Eine ganz kurze Zeit, ein paar Sommer lang Mitte der neunziger Jahre, war die taz-Kulturredaktion eine verschworene Gemeinschaft von Solisten. Was man nachts in der Oranienstraße gehört, in den Kunstwerken gesehen oder bei Richard Shusterman gelesen hatte, wurde morgens mit fliegenden Fingern dem Leser zugemorst. "Das alles gibt es also", war ein sprechender Buchtitel jener elektrischen Tage. Kleider von Vivienne Westwood, Filme von Whit Stillman, Musik von Wilco - es gab für alles Aficionados, die keine Gefangenen machten. Aber niemand von uns hat all das mit derartig brennender Hingabe und enzyklopädischem Überblick betrieben wie Harald Fricke, offiziell Kunstredakteur, eigentlich Pop-Literat. Das Genre hat in ihm seinen würdigsten Vertreter verloren: er war zwar ironisch, aber nie ohne Liebe, und das ständige Kreisen der Stuckrad-Barres um die eigene verkokste Nasenspitze war ihm fremd. Er hat eben auch selbst "aufgelegt" in der Clubszene nach dem Mauerfall, und kannte überhaupt beide Seiten der Kunstproduktion - womit er ein absoluter Einzelfall war.

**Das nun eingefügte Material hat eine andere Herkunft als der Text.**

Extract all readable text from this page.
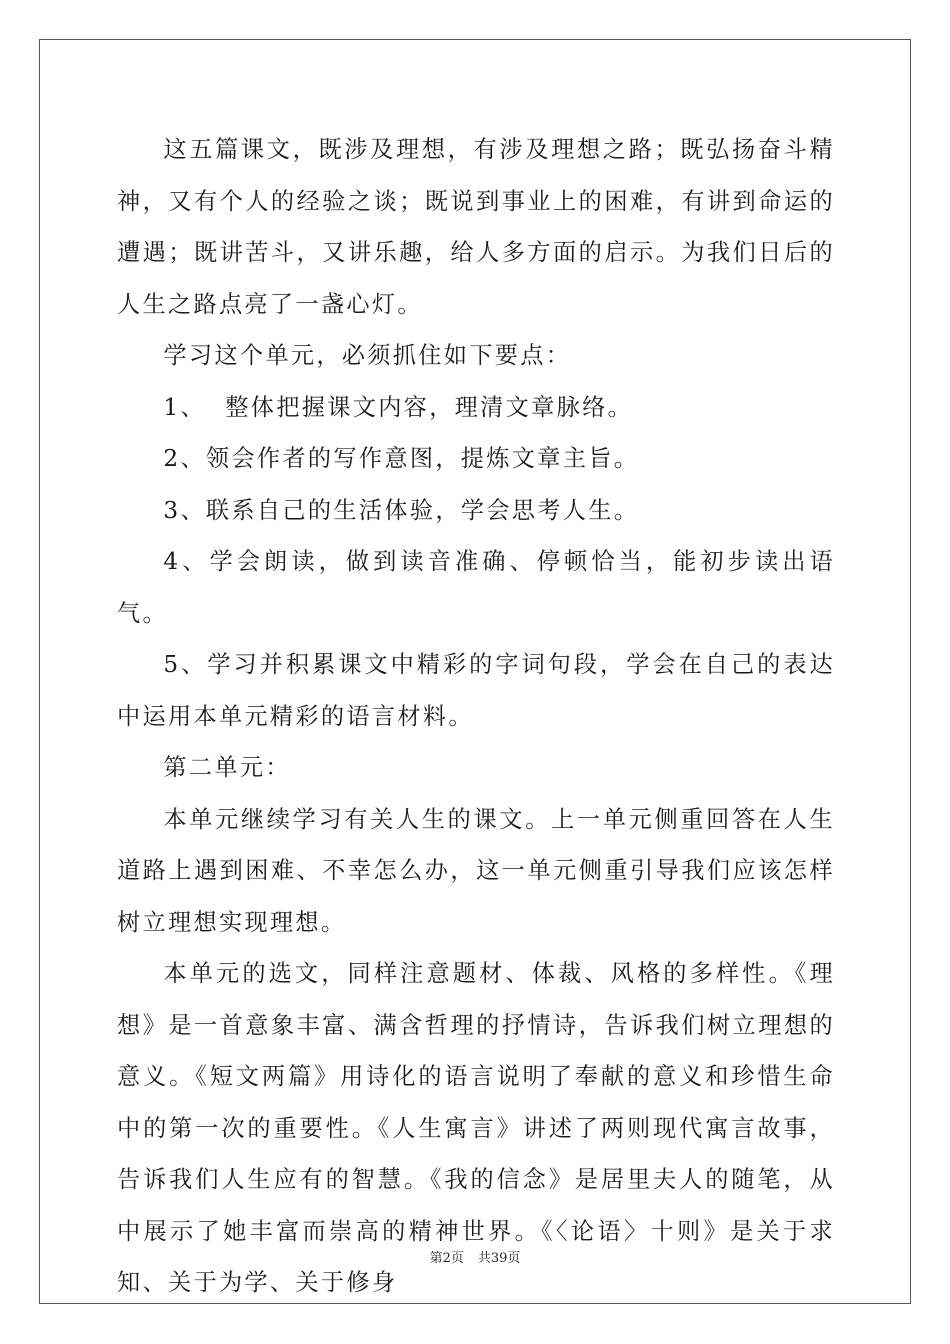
这五篇课文，既涉及理想，有涉及理想之路；既弘扬奋斗精神，又有个人的经验之谈；既说到事业上的困难，有讲到命运的遭遇；既讲苦斗，又讲乐趣，给人多方面的启示。为我们日后的人生之路点亮了一盏心灯。

学习这个单元，必须抓住如下要点：

1、  整体把握课文内容，理清文章脉络。

2、领会作者的写作意图，提炼文章主旨。

3、联系自己的生活体验，学会思考人生。

4、学会朗读，做到读音准确、停顿恰当，能初步读出语气。

5、学习并积累课文中精彩的字词句段，学会在自己的表达中运用本单元精彩的语言材料。

第二单元：

本单元继续学习有关人生的课文。上一单元侧重回答在人生道路上遇到困难、不幸怎么办，这一单元侧重引导我们应该怎样树立理想实现理想。

本单元的选文，同样注意题材、体裁、风格的多样性。《理想》是一首意象丰富、满含哲理的抒情诗，告诉我们树立理想的意义。《短文两篇》用诗化的语言说明了奉献的意义和珍惜生命中的第一次的重要性。《人生寓言》讲述了两则现代寓言故事，告诉我们人生应有的智慧。《我的信念》是居里夫人的随笔，从中展示了她丰富而崇高的精神世界。《〈论语〉十则》是关于求知、关于为学、关于修身

第2页 共39页
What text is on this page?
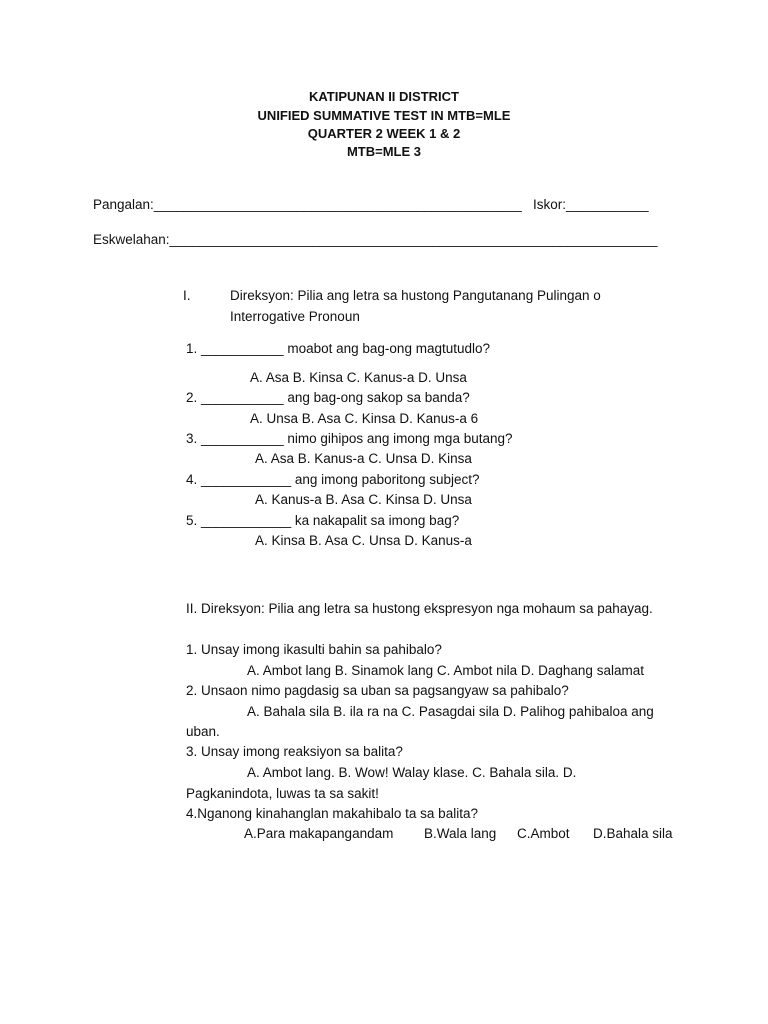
KATIPUNAN II DISTRICT
UNIFIED SUMMATIVE TEST IN MTB=MLE
QUARTER 2 WEEK 1 & 2
MTB=MLE 3
Pangalan:_________________________________________________ Iskor:___________
Eskwelahan:_________________________________________________________________
I.	Direksyon: Pilia ang letra sa hustong Pangutanang Pulingan o
Interrogative Pronoun
1. ___________ moabot ang bag-ong magtutudlo?
A. Asa B. Kinsa C. Kanus-a D. Unsa
2. ___________ ang bag-ong sakop sa banda?
A. Unsa B. Asa C. Kinsa D. Kanus-a 6
3. ___________ nimo gihipos ang imong mga butang?
A. Asa B. Kanus-a C. Unsa D. Kinsa
4. ____________ ang imong paboritong subject?
A. Kanus-a B. Asa C. Kinsa D. Unsa
5. ____________ ka nakapalit sa imong bag?
A. Kinsa B. Asa C. Unsa D. Kanus-a
II. Direksyon: Pilia ang letra sa hustong ekspresyon nga mohaum sa pahayag.
1. Unsay imong ikasulti bahin sa pahibalo?
A. Ambot lang B. Sinamok lang C. Ambot nila D. Daghang salamat
2. Unsaon nimo pagdasig sa uban sa pagsangyaw sa pahibalo?
A. Bahala sila B. ila ra na C. Pasagdai sila D. Palihog pahibaloa ang
uban.
3. Unsay imong reaksiyon sa balita?
A. Ambot lang. B. Wow! Walay klase. C. Bahala sila. D.
Pagkanindota, luwas ta sa sakit!
4.Nganong kinahanglan makahibalo ta sa balita?
A.Para makapangandam B.Wala lang C.Ambot D.Bahala sila
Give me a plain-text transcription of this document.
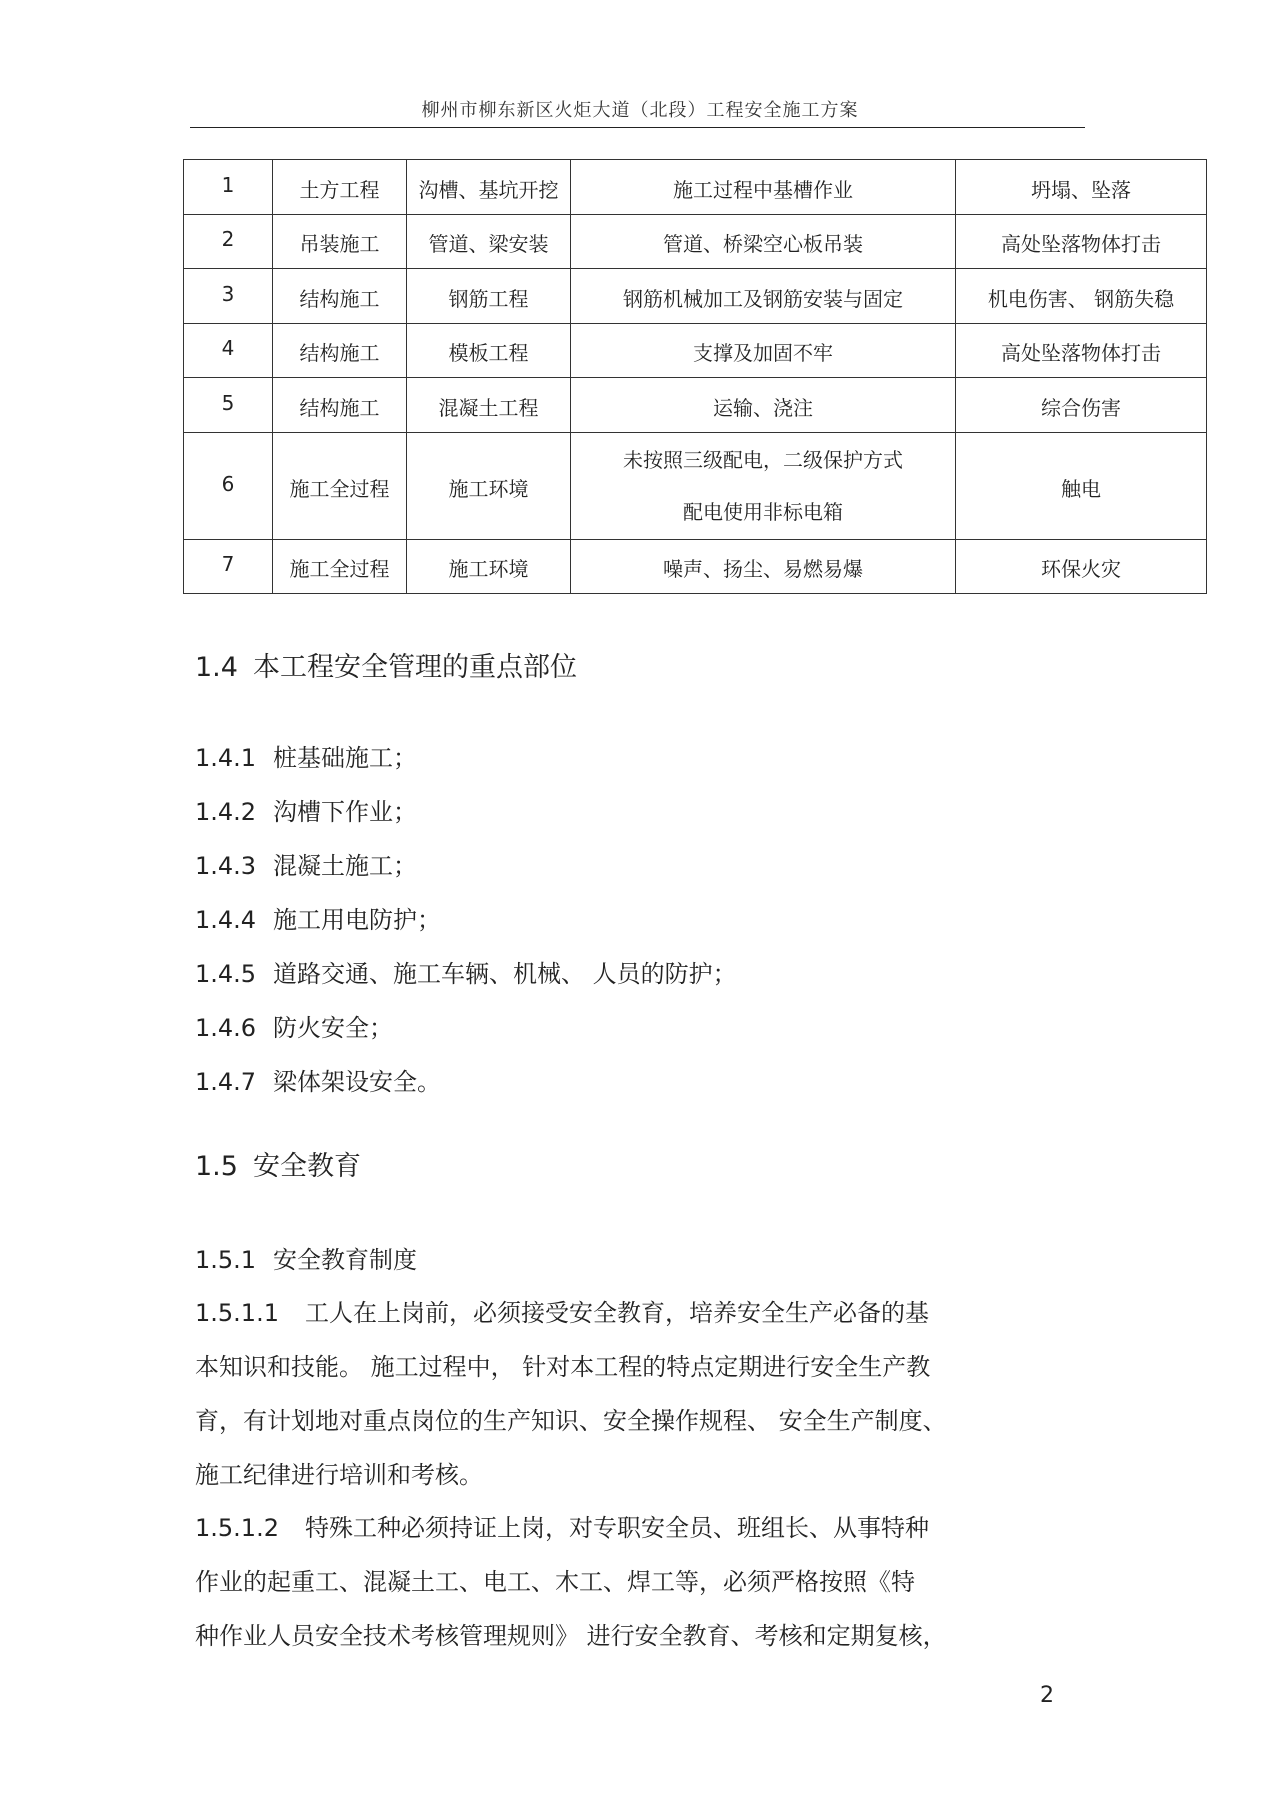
柳州市柳东新区火炬大道（北段）工程安全施工方案
1	土方工程	沟槽、基坑开挖	施工过程中基槽作业	坍塌、坠落
2	吊装施工	管道、梁安装	管道、桥梁空心板吊装	高处坠落物体打击
3	结构施工	钢筋工程	钢筋机械加工及钢筋安装与固定	机电伤害、 钢筋失稳
4	结构施工	模板工程	支撑及加固不牢	高处坠落物体打击
5	结构施工	混凝土工程	运输、浇注	综合伤害
6	施工全过程	施工环境	未按照三级配电，二级保护方式
配电使用非标电箱	触电
7	施工全过程	施工环境	噪声、扬尘、易燃易爆	环保火灾
1.4 本工程安全管理的重点部位
1.4.1 桩基础施工；
1.4.2 沟槽下作业；
1.4.3 混凝土施工；
1.4.4 施工用电防护；
1.4.5 道路交通、施工车辆、机械、 人员的防护；
1.4.6 防火安全；
1.4.7 梁体架设安全。
1.5 安全教育
1.5.1 安全教育制度
1.5.1.1 工人在上岗前，必须接受安全教育，培养安全生产必备的基
本知识和技能。 施工过程中， 针对本工程的特点定期进行安全生产教
育，有计划地对重点岗位的生产知识、安全操作规程、 安全生产制度、
施工纪律进行培训和考核。
1.5.1.2 特殊工种必须持证上岗，对专职安全员、班组长、从事特种
作业的起重工、混凝土工、电工、木工、焊工等，必须严格按照《特
种作业人员安全技术考核管理规则》 进行安全教育、考核和定期复核，
2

Nehmen wir diesen Abend nach einer Diskussion in der Nähe des Holocaust-Mahnmals, das damals noch eine schaurig-interessante, aber schlecht gesicherte Baustelle war. Die angebotene Mitfahrgelegenheit schlug er höflich aus. Harald wollte den Ort im Dunkeln in Augenschein nehmen. Er stürzte in ein Loch, brach sich beide Arme und stand dann an der Straße, wo er versuchte, nur mit seinen Blicken ein Taxi anzuhalten - was auch gelang. Man brachte ihn zu einer Ambulanz, wo die Schwester seine Versicherungskarte zu sehen verlangte. Aber weil Harald Fricke niemals einen fremden Menschen bitten würde, in seiner Hosentasche nach dem Portemonnaie zu wühlen, zog er unter entsetzlichen Schmerzen das Gewünschte selbst hervor. Er wäre niemals auf die Idee gekommen, eine Krankenschwester zur Minna zu machen - und auch sonst niemanden, jemals.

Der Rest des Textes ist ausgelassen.